The following are common tools used for sniffing on ESX. Most of them are native (no install required). Try them and choose your favorite.

tcpdump-uw is a native utility available in ESX 4.x and later. Can only sniff vmk's (i.e. vmkernel interfaces such as NFS, iSCSI, etc.). This is the tool we cover in the examples. This is excellent for sniffing NFS traffic. More info at VMware KB1031186

pktcap-uw is a native utility available in ESX 5.5 and later. Can sniff vmk, dvs, VM, etc. This is the latest and greatest and is worth checking out. More info VMware KB2051814

vem-pkt is only available if ESX has the Cisco Nexus 1000V VEM vib installed (included with all N1KV editions). This particular tool may become a thing of the past, considering 3rd party switches are EOL beyond vSphere 6.5. Even though I run 1000V, I still prefer the native sniffing of the ESX tools which can sniff N1KV traffic no problem.

Choosing a vmk Interface

You may be interested in a particular vmkernel interface for iSCSI or NFS.

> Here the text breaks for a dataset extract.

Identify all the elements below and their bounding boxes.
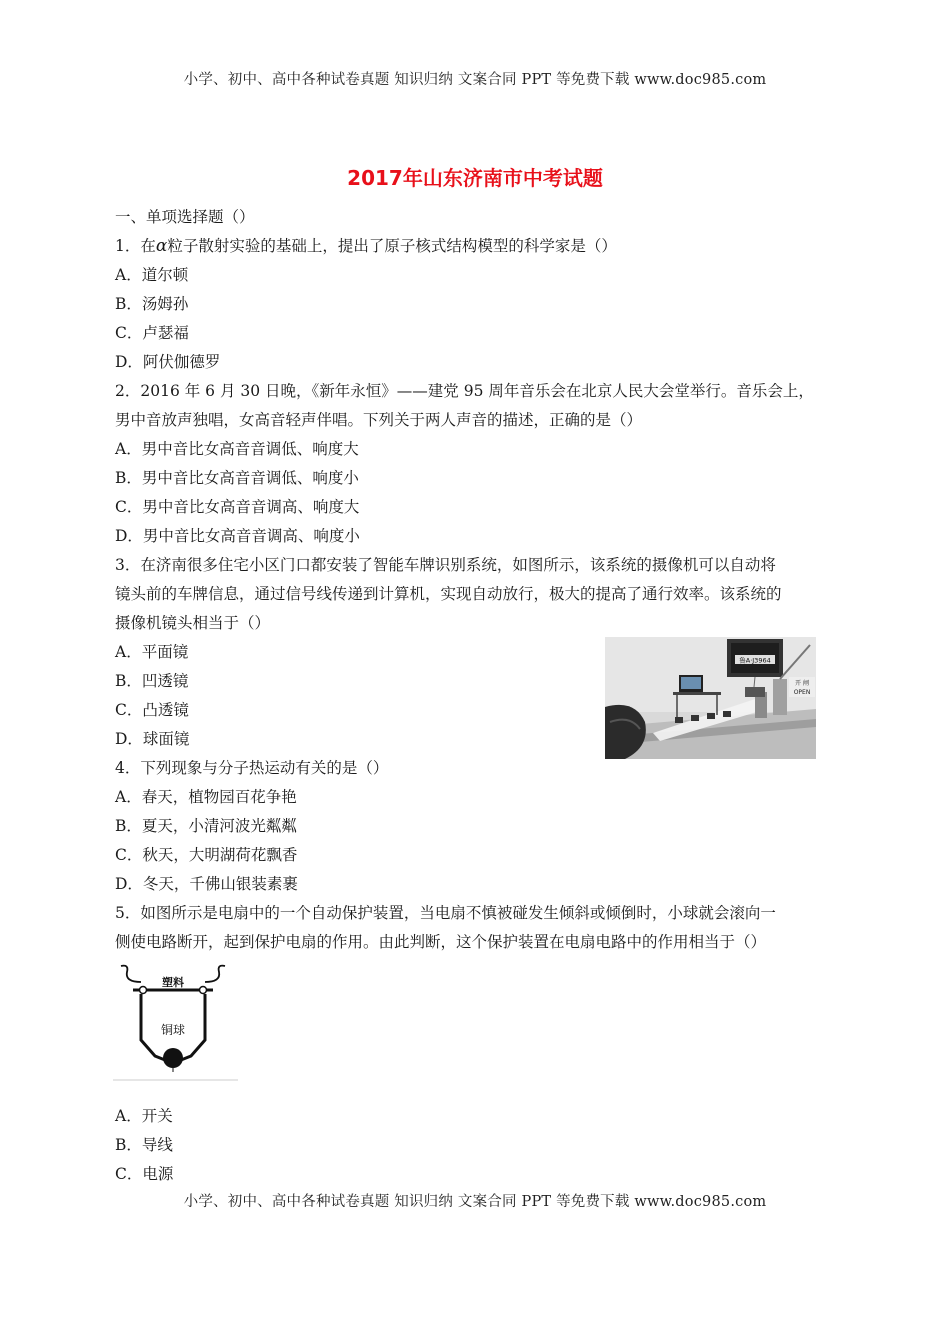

Tip: List your vmk's with esxcfg-vmknic -l (via CLI or SSH)

Output

You'll have to be smart about where you place your capture files.
They can quickly consume all space on the ESX filesystem.
If you have run out of space on ESX root (i.e. using default of /var/tmp),
then you should evacuate the host and reboot. You may not be getting valid logs,
even though the system seems fine.

The following are some common choices to place your output:

  • /var/tmp (ESX filesystem, use with caution)
  • /vmfs/volumes/datastore1 (local datastore, ok)
  • /vmfs/volumes/some-remote-path (remote datastore, ok)

SNIFFING SHOULD BE PERFORMED FROM THE DCUI

Although sniffing via SSH works just fine, the preference is to use the Direct Console Interface (DCUI). This means either directly at the server with a keyboard and monitor, or something like iDRAC,iLO,RSA for out of band connectivity.

Also, you must be careful to perfectly hit CTRL + C when it's time to cancel. If you accidentally move the sniffing session to the background with another key press combination, it could impact your running workloads by continuing to run forever (until ESX reboots).

All examples will use tcpdump-uw, which is native to ESXi

Example #1

tcpdump-uw -i vmk3 -s 9014 -C 100M -W 5 -w /var/tmp/esx007.pcap

  • Use the tcpdump-uw sniffer to capture network activity
  • Only collect from the NFS vmkernel interface -i vmk3
  • Create Five total sniffer trace files -W 5
  • The size of each file will be 100MB each -C 100
  • Sniff jumbo frames -s 9014 (optional, though most interesting frames are small)
  • The older files are automatically replaced until you press CTRL + C to cancel.
  • The files will be saved to /var/tmp on ESX in this example
  • Delivers just a few minutes of traces, depending on I/O

If writing to ESX filesystems (i.e. /var/tmp), don't go higher than -W 10

Example #2

Warning: This command uses high values and must be saved to a VMFS volume or NFS ISO share for example.

In this case, we use the local disk attached to the ESX host.
tcpdump-uw -i vmk3 -C 100M -W 120 -w /vmfs/volumes/Local007/esx007.pcap

  • Saves to local disk on ESX (your path will vary)
  • Captures network activity using default frame size (i.e. no jumbo frames)
  • Only sniffing vmk3 (your choice may vary)
  • Here, we create 120 total sniffer trace files -W 120
  • Delivers up to 1 hour of traces, depending on I/O.
Stopping the Captures

The objective is to stop the capture once the issue has been observed. This can be tricky considering that the sniffer captures roll-over frequently. For hosts with high activity, the time before roll-over may be shorter.

As such, consider pointing to a VMFS volume instead of ESX localos. That way, you can safely increase to -W 120 for a total of 120 files that will be created before beginning to overwrite the oldest.

Sharing Captures with Support

The examples here show how to save the captures into the commonly accepted WireShark format known as .pcap. These are binary, so choose Automatic or binary instead of TEXT/ASCII mode.

Also note that this network traffic is likely in the clear ( not encrypted) so be careful about how you handle the files. Speak with your InfoSec team about policies related to such traffic.

With that said, these traces are hugely beneficial and sometimes the only way to answer the toughest questions in your data center.